The New Jersey Appellate Division has reversed the trial court’s dismissal of an out of state resident’s claim of age discrimination under New Jersey Law Against Discrimination. The decision is an important reminder to employers that New Jersey’s strong public policy to eradicate discriminate in all its ugly forms may extend to non-New Jersey residents who suffer from discrimination that is protected under the New Jersey state law.
In the case Trevejo v. Legal Cost Control, Inc., and John Marquess, the employee, Susan Trevejo, lived in Massachusetts and worked remotely from her home for the employer, whose principal place of business was located in Haddonfield, New Jersey. In claiming that she had standing to sue under the New Jersey Law Against Discrimination, Ms. Trevejo pointed out the fact that she was provided a company computer to connect to the company’s corporate server in New Jersey and a company phone to communicate with other company employees, some of whom lived and worked in New Jersey. The employer argued that Ms. Trevino was never a resident of New Jersey at any point in her employment, never lived in New Jersey and never sought or received any benefits from the state of New Jersey. The employer also pointed out the fact that although Ms. Trevejo had traveled to New Jersey for business at times during her employment, she had not done so any time from 2009 through 2015.

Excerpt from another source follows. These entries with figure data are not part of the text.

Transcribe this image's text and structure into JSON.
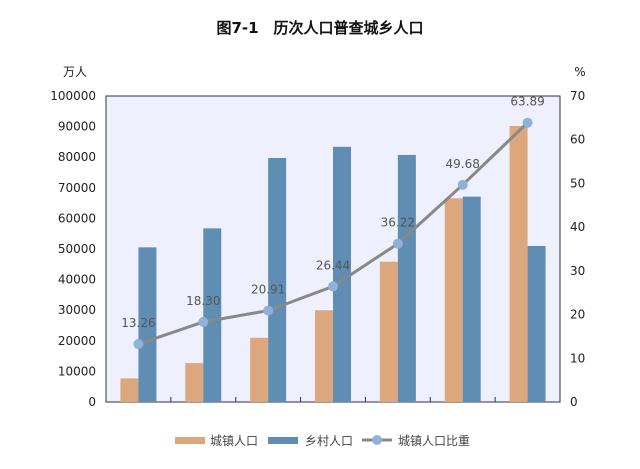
{
  "chart_data": {
    "type": "bar",
    "title": "图7-1　历次人口普查城乡人口",
    "ylabel_left": "万人",
    "ylabel_right": "%",
    "ylim_left": [
      0,
      100000
    ],
    "ylim_right": [
      0,
      70
    ],
    "left_ticks": [
      "0",
      "10000",
      "20000",
      "30000",
      "40000",
      "50000",
      "60000",
      "70000",
      "80000",
      "90000",
      "100000"
    ],
    "right_ticks": [
      "0",
      "10",
      "20",
      "30",
      "40",
      "50",
      "60",
      "70"
    ],
    "categories": [
      "",
      "",
      "",
      "",
      "",
      "",
      ""
    ],
    "series": [
      {
        "name": "城镇人口",
        "type": "bar",
        "axis": "left",
        "color": "#dda77e",
        "values": [
          7726,
          12710,
          20991,
          29971,
          45844,
          66557,
          90199
        ]
      },
      {
        "name": "乡村人口",
        "type": "bar",
        "axis": "right_no",
        "color": "#5f8db3",
        "values": [
          50534,
          56748,
          79736,
          83397,
          80739,
          67113,
          50979
        ]
      },
      {
        "name": "城镇人口比重",
        "type": "line",
        "axis": "right",
        "color": "#888888",
        "marker_color": "#8fb0d9",
        "values": [
          13.26,
          18.3,
          20.91,
          26.44,
          36.22,
          49.68,
          63.89
        ],
        "labels": [
          "13.26",
          "18.30",
          "20.91",
          "26.44",
          "36.22",
          "49.68",
          "63.89"
        ]
      }
    ],
    "grid": false,
    "plot_background": "#eef1fd",
    "legend": "bottom"
  }
}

Twelve years into her employment, the employer terminated Ms. Trevejo’s employment. In response, Ms. Trevejo filed a lawsuit alleging age discrimination under the New Jersey Law Against Discrimination. During the lawsuit, Ms. Trevejo’s employment lawyers requested broad discovery to prove she was entitled to pursue her age discrimination claims under New Jersey’s discrimination laws, including the nature and substance of her electronic and other virtual contact and connection to the employers’ New Jersey office as part of her day-to-day work activities.